If you check the object it has just 3 array fields - keys, distances, and counts. You need to use last to navigate the results. Or just the subscript operator, that I've also overloaded. You can find all the symbols in the official Python docs, including BatchMatches.

ashvardanian commented 2 weeks ago

Under high load (with 1000-3000 values stored per index, 8 indices, 32 searches total (4 searches per index) of topk = 10 with 1000 vectors per query) I eventually get back bad values.

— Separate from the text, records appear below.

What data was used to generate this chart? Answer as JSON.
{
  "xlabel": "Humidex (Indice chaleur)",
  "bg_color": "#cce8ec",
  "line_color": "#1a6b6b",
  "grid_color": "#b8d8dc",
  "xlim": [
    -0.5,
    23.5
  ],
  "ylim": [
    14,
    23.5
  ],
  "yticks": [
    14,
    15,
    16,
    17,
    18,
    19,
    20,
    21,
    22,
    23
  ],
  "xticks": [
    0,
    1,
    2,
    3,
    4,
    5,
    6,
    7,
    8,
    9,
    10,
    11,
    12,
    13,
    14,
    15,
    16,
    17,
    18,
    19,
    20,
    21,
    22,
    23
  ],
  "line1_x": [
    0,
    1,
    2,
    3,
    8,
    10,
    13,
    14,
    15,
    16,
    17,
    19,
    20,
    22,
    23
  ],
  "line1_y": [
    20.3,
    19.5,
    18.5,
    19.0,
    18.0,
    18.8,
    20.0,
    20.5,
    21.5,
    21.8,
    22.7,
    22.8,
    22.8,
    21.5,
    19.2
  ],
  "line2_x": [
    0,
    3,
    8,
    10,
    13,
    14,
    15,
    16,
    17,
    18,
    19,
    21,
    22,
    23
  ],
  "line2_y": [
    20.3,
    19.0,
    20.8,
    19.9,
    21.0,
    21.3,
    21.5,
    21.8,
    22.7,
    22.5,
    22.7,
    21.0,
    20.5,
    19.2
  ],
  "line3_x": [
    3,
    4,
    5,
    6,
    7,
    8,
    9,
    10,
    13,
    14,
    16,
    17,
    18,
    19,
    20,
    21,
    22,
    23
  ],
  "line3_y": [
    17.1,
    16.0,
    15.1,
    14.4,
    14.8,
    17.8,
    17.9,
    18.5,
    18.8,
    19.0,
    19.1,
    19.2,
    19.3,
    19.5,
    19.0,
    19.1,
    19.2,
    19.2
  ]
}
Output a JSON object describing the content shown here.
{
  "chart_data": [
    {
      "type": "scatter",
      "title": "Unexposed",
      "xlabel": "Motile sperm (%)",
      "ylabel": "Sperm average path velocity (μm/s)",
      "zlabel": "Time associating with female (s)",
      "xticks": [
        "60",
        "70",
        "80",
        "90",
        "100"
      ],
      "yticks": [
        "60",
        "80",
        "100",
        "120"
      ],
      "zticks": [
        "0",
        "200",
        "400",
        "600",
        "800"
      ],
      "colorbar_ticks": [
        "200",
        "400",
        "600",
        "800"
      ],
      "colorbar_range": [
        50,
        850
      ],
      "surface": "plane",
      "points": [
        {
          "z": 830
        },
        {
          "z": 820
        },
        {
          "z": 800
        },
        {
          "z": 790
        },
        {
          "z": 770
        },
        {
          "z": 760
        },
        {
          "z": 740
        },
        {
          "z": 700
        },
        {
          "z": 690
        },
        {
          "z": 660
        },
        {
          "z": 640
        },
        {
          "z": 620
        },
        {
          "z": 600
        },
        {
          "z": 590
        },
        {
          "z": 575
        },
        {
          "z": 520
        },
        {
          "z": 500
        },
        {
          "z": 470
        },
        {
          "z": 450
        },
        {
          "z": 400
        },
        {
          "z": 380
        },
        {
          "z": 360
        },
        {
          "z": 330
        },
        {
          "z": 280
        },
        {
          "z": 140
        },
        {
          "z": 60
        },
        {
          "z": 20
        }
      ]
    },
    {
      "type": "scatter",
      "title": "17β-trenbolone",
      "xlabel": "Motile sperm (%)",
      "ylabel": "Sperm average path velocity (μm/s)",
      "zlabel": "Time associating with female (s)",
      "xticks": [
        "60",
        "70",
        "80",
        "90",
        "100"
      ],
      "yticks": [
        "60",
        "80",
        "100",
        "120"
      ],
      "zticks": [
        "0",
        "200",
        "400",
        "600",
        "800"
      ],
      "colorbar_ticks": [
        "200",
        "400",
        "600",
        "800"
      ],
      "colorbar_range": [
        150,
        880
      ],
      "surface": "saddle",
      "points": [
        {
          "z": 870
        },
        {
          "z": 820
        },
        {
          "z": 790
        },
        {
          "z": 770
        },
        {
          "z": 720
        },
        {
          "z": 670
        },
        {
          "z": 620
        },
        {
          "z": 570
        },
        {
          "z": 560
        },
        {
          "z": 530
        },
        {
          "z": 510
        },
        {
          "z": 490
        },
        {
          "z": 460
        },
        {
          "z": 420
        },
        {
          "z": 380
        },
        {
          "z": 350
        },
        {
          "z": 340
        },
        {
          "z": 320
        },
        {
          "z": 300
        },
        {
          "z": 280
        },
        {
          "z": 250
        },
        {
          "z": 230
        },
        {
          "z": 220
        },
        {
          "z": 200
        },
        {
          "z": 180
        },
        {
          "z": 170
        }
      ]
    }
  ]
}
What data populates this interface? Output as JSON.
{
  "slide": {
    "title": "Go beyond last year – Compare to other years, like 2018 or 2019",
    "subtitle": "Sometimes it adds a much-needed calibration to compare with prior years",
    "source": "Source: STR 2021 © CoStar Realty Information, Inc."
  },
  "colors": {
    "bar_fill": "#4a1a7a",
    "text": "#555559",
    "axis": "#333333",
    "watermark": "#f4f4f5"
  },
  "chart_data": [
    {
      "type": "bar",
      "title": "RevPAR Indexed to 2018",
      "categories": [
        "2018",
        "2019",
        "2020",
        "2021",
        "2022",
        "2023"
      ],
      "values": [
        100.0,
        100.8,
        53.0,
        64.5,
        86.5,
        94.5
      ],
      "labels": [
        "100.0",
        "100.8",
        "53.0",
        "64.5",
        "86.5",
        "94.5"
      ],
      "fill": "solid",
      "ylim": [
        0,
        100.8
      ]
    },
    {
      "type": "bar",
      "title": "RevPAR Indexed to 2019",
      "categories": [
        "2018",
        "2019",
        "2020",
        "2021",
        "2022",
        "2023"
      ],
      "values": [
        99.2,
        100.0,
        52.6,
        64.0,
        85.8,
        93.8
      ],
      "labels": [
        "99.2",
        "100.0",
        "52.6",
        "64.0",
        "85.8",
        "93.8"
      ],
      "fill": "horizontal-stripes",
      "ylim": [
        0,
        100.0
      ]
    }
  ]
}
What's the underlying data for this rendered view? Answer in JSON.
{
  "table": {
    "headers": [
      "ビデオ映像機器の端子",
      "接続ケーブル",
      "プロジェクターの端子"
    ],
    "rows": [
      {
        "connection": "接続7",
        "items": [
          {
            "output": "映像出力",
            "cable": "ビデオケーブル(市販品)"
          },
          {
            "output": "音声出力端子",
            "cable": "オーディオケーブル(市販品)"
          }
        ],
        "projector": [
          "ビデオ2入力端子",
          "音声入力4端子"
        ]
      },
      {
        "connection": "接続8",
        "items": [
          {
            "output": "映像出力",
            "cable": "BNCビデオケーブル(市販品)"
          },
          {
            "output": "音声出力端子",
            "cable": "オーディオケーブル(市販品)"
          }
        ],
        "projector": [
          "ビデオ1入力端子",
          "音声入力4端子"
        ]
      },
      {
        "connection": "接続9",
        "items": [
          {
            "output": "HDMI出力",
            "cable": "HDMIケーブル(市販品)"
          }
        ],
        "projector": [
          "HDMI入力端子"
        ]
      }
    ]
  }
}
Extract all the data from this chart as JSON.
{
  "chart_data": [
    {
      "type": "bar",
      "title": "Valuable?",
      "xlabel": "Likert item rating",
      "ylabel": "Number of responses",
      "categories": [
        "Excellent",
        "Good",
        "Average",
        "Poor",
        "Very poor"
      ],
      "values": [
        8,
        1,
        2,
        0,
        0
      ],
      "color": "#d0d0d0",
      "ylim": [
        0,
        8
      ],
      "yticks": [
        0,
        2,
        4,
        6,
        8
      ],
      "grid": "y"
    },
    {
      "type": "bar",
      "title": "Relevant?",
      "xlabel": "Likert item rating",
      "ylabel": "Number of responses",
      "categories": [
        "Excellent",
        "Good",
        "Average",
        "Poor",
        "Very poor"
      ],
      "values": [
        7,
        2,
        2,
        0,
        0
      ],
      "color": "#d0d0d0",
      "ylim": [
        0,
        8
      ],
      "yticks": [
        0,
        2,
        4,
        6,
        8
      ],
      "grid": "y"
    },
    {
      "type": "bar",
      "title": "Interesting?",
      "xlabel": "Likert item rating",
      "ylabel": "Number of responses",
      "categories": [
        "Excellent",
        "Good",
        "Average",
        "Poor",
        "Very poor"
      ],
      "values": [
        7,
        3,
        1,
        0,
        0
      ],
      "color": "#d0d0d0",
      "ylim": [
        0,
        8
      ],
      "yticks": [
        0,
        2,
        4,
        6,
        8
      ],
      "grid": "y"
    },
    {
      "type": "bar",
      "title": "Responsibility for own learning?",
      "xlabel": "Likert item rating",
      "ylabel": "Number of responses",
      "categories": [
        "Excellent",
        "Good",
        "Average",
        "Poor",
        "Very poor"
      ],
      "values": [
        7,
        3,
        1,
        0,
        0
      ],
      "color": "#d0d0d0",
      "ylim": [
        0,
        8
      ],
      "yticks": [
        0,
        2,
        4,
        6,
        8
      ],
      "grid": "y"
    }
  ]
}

It takes steady stream of load but eventually encounters it.

This is a bad idea. Vector Search structures have logarithmic complexity for most operations. So you want to avoid sharding. The bigger the index, the more efficient is search compared to brute force.

Moreover, if you are dealing with only thousands of vectors, you don't need a vector search index at all and may consider using SimSIMD.

fmmoret commented 2 weeks ago

I understand your concern -- the case I shared is a toy example at local dev scale. My full scale app has multiple indices w/ millions of vectors. There are multiple indices because they are using fully different embedding spaces.